In the middle of this week, I attended an event dedicated to combating online fraud, organized by a commercial bank in partnership with the National Directorate for Cyber Security and the Romanian Police, an event in which I found that banks are more interested than the state in the route of payments made by their clients.
Unfortunately, the Romanian state has reached a remarkable administrative performance: money can disappear without being missing, can be replaced without being found and can reappear in the accounting without ever returning. If the balance is correct on the date of the control, the institutions breathe a sigh of relief. What has happened in the meantime seems to be related to literature, not financial control.
For example, there are people who practice liberal professions and for whose services the state, through the Treasury, pays them a monthly amount of money, through the companies they own. In some cases, such as in the healthcare sector, the amounts are left to accumulate and are usually withdrawn at the end of the calendar or fiscal year.
However, one of these people, who is also the administrator of the company in question, decided two years ago to transfer the lei equivalent of 12,000 euros to the company's account and, instead of using the money for the company's activity, "invested" it through a Facebook page.
Facebook is, of course, the ideal place for such financial decisions: between an advertisement for miracle pills and a photo of a cat, the "investment of a lifetime" appears, with guaranteed profit and unnecessary checks. The money is sent, the investment turns out to be fictitious, and the 12,000 euros disappear into the pockets of the scammers.
The administrator did not notify the Police, the National Directorate for Cyber Security or the Prosecutor's Office. A complaint could have triggered the uncomfortable question: where did the money come from and under what conditions was it used? The victim of the scam feared that, once the investigation began, the state would not limit itself to identifying the scammers, but would also investigate the conduct of the scammer. Silence thus became his insurance policy.
In the following months, the person collected the equivalent of the 12,000 euros and deposited them in the company's bank account. The money did not return to the Treasury. It remained in the company, so that, in a possible audit by ANAF, the administrator could claim that he withdrew the amount, but did not spend it. The statement shows that the money exists. However, it is no longer the original money: that ended up with the scammers. The balance was reconstituted with other funds, and the accounting appearance was repaired before any institution noticed the hole.
The withdrawal of money, its loss, and subsequent replacement do not become nonexistent just because the amount appears again in the account. Covering the damage may have legal consequences, but it does not erase the trail of the funds, nor does it retrospectively transform an adventure on Facebook into a legitimate operation of the company.

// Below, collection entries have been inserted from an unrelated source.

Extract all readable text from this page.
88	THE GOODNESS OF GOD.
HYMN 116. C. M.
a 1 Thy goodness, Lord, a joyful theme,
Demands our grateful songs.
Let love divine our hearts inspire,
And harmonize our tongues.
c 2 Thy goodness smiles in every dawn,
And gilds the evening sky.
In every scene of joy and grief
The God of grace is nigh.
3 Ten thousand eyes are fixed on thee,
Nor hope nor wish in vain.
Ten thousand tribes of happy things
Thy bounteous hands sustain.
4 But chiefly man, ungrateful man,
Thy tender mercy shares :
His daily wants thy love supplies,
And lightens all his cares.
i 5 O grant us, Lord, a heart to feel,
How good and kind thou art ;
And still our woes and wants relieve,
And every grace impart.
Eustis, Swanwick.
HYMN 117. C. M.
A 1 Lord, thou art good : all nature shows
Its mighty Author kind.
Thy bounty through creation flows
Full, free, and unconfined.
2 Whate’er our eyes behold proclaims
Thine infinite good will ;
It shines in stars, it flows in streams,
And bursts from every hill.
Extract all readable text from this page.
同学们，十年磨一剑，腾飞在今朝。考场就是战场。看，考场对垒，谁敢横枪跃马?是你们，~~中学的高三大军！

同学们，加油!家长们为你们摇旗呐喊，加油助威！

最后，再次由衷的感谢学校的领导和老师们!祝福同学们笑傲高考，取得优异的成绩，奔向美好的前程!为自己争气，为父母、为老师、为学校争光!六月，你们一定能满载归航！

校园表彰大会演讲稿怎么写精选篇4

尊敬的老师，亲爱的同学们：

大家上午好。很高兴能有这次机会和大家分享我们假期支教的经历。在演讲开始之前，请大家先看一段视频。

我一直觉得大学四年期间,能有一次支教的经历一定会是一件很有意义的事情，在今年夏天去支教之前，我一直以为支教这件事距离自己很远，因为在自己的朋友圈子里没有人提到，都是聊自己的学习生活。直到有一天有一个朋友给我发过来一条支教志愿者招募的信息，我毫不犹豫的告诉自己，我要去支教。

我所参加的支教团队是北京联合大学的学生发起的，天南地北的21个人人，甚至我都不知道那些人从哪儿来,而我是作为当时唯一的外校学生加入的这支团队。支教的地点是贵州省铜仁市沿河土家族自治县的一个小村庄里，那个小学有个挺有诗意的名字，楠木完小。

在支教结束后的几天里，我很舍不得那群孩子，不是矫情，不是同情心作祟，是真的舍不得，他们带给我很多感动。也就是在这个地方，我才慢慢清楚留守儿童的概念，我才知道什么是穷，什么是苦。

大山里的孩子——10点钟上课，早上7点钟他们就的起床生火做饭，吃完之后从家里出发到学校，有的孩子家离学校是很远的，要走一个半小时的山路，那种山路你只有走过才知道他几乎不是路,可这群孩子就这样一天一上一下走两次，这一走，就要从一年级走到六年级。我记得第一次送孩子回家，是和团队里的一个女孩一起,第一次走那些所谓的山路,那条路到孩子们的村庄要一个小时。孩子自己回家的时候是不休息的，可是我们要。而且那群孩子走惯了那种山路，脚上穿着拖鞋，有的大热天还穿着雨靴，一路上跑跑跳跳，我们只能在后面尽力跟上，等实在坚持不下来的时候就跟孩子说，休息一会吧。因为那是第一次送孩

However, it should be noted that any payment made by the state does not automatically remain "public money” after it enters the beneficiary's assets. If the amount represents the final payment for services actually provided and does not have an imposed destination, one cannot automatically speak of defrauding the public budget. However, there could be problems regarding the management of the company's assets, the justification of the operation, the accounting records, the use of money for personal interest, and compliance with tax obligations. If the funds had a special destination, were subject to regularization, or could be requested back, their use in a fictitious investment could have much more serious consequences. The verdict is given by the documents, not assumptions.
However, the case raises another question: can such a mechanism be used to introduce money of unclear origin into the company? If the administrator can explain a deposit by saying that he "replaced” a previously withdrawn amount, the reconstitution of the balance could become a front for funds from other sources. Not every such operation is money laundering. For this offense to exist, the criminal origin of the funds and the conduct intended to hide or disguise their origin must be proven. But it is precisely this origin that should be verified.
If the amount was restored from licit and declared income, we have a hidden loss and possible accounting or management irregularities. If the money deposited later does not have a verifiable origin, the problem changes radically. "I put the money back” is not a supporting document or a certificate of good financial behavior.
Banks monitor transactions and may request explanations or documents for unusual operations, but neither the banking system nor the Treasury offers a guarantee that each circuit is legitimate. Vulnerability arises from the fragmentation of control: the Treasury sees the payment, the bank sees the transfer, the accountant receives the administrator's explanations, ANAF checks the declarations, and the Police or DNSC do not know about scam because it is not claimed. Each institution owns a piece, but no one assembles the picture.
The state checks the final photo and ignores the film. If the amount exists on the day of the control, it rarely asks if it is the same money, where the original money disappeared, how the loss was recorded and from what income the balance was restored. This is how the paradise of irregularity is born: not by breaking the system, but by using the empty spaces between institutions.
The circuit becomes almost perfect. The state pays, the administrator "invests", the fraudster collects, the administrator keeps quiet and restores the amount, the company displays a reassuring balance, and the institutions find that everything is fine. Reality says that the original money has disappeared. The papers say that the amount is in the account. And the Romanian state, when it has to choose between reality and papers, remains consistent: it prefers papers.